Battle of the Dishes: Frozen Custard

​There are differences, sometimes barely noticeable, between two dishes that look exactly alike. Egg rolls, come to mind. Or a slice of apple pie. Today we taste and consider frozen custard. Not the ne plus ultra of local frozen custard, the independently owned and revered Foo’s Frozen Custard, which is in a category all its own, but the two national chains — Overland Park-based Sheridan’s Frozen Custard and Wisconsin-based Culver’s — who have been in a heated competition, as it were, for local market share.

First, a refreshingly brief refresher course on frozen custard, which some people lump together with soft-serve ice cream — the product offered at Dairy Queen or Tastee Freez — although the two couldn’t be more different.

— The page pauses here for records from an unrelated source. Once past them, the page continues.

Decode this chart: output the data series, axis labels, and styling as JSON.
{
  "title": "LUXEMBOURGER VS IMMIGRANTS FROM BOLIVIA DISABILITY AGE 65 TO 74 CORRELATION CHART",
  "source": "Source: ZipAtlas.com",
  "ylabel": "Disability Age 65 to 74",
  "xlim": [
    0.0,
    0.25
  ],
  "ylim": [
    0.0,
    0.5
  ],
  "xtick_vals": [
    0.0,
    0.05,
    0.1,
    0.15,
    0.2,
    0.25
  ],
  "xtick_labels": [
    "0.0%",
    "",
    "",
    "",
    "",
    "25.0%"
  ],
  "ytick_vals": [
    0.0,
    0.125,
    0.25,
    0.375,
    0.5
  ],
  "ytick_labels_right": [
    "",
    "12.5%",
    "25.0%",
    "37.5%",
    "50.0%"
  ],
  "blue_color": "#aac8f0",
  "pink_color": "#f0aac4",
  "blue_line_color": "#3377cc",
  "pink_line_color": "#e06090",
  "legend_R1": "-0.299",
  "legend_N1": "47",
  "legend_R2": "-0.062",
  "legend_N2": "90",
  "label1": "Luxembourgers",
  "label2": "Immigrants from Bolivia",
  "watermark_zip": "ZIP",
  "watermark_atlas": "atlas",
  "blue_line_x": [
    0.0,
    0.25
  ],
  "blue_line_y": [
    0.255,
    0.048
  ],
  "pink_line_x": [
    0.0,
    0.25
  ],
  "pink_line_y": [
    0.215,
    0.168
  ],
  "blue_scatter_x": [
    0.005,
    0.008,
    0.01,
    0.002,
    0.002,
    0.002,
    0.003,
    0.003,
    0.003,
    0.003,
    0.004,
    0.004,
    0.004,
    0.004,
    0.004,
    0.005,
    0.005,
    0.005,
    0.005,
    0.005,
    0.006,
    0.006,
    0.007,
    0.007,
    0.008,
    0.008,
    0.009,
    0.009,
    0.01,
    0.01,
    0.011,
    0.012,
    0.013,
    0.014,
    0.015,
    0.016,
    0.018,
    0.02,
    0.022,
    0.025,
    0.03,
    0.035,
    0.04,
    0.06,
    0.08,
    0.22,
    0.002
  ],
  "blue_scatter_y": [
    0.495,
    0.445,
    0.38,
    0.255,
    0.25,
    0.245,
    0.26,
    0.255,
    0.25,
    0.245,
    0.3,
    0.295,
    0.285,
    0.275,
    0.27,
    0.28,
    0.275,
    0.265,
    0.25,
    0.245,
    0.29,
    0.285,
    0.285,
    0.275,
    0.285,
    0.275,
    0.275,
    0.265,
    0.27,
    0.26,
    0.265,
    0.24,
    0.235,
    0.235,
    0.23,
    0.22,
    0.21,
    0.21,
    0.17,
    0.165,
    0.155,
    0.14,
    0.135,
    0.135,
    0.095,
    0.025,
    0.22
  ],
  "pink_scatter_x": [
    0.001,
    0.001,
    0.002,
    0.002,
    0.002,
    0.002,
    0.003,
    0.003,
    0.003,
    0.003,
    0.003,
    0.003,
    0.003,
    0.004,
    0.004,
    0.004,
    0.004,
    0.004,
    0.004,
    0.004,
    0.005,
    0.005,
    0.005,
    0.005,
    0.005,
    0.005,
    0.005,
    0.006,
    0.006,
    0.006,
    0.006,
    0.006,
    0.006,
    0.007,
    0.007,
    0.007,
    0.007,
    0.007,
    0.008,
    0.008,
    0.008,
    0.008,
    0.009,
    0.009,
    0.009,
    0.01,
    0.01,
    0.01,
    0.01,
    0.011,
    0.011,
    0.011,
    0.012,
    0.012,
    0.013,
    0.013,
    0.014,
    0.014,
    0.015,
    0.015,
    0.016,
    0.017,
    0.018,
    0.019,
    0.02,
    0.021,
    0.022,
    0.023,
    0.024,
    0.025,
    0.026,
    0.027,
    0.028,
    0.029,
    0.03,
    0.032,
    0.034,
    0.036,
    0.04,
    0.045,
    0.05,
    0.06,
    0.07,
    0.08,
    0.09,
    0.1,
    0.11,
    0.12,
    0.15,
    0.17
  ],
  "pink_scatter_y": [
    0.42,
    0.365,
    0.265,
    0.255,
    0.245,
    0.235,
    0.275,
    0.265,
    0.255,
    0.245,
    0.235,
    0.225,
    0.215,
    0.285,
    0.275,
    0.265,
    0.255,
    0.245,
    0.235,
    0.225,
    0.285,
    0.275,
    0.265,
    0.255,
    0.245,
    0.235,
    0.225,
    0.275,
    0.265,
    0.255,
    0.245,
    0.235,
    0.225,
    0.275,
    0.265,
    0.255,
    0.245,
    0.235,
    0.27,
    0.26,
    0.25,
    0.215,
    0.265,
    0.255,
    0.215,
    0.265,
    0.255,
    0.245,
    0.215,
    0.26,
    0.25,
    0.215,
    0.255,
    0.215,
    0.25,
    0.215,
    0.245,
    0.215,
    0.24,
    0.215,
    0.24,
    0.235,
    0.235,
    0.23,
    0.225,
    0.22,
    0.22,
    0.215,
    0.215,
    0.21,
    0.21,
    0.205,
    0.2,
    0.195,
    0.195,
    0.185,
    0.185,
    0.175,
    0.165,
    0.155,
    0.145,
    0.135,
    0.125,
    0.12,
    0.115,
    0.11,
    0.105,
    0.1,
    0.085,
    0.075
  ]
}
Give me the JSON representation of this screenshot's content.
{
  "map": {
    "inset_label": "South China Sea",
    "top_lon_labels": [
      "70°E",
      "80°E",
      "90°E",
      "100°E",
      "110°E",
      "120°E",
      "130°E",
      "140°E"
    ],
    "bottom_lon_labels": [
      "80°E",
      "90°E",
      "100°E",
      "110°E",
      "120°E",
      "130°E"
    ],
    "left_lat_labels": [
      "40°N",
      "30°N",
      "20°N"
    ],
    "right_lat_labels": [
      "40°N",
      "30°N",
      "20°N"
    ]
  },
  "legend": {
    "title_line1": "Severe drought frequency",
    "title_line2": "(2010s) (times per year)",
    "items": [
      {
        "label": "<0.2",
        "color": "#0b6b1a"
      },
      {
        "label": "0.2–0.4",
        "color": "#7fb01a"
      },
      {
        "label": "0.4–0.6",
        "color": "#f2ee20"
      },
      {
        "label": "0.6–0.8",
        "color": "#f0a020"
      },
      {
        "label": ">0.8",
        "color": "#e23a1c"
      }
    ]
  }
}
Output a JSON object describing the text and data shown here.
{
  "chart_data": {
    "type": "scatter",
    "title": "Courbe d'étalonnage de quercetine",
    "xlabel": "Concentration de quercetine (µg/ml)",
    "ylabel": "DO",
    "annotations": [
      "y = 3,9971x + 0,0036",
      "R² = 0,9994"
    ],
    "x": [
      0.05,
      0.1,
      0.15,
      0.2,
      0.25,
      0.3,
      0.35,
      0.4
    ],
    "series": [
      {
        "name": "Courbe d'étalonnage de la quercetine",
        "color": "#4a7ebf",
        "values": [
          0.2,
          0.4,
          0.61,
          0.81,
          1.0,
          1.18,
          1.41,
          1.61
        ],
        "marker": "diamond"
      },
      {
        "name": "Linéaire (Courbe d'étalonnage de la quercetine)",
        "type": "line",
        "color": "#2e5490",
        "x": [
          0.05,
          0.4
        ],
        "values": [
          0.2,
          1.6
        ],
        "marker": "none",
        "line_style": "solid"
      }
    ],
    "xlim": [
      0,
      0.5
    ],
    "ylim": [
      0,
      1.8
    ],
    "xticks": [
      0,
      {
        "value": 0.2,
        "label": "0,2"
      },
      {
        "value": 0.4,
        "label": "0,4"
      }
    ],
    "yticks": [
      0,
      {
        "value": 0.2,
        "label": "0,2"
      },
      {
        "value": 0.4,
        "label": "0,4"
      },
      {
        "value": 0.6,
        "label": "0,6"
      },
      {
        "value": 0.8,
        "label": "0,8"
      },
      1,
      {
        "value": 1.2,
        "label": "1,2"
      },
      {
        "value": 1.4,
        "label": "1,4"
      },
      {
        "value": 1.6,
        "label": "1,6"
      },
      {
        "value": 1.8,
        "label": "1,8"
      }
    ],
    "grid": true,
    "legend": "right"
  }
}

Frozen custard, which began to be sold in American cities in the 1920s, is much richer and creamier than both soft-serve and traditional ice cream, thanks to its high butterfat content — at least ten percent (and depending on the vendor, sometimes as high as 18 percent) and seriously thicker, thanks to the slow-churning mechanical process inside the freezer units that prevent excessive air from being mixed into the product.

One of the reasons there’s still some confusion between frozen custard and soft-serve ice cream is that New York entrepreneur Athanassios Karvelas (he later shortened his name to Tom Carvel), who invented a frozen custard machine in the early 1930s and opened his namesake ice cream stores around the northeast, ultimately become better-known for selling less-expensive soft-serve. Meanwhile, Sherwood Noble’s Illinois-based Dairy Queen had been selling soft-serve since 1940.

But in Kansas City, Sheridan’s and Culver’s focus on the richer, more costly frozen custard.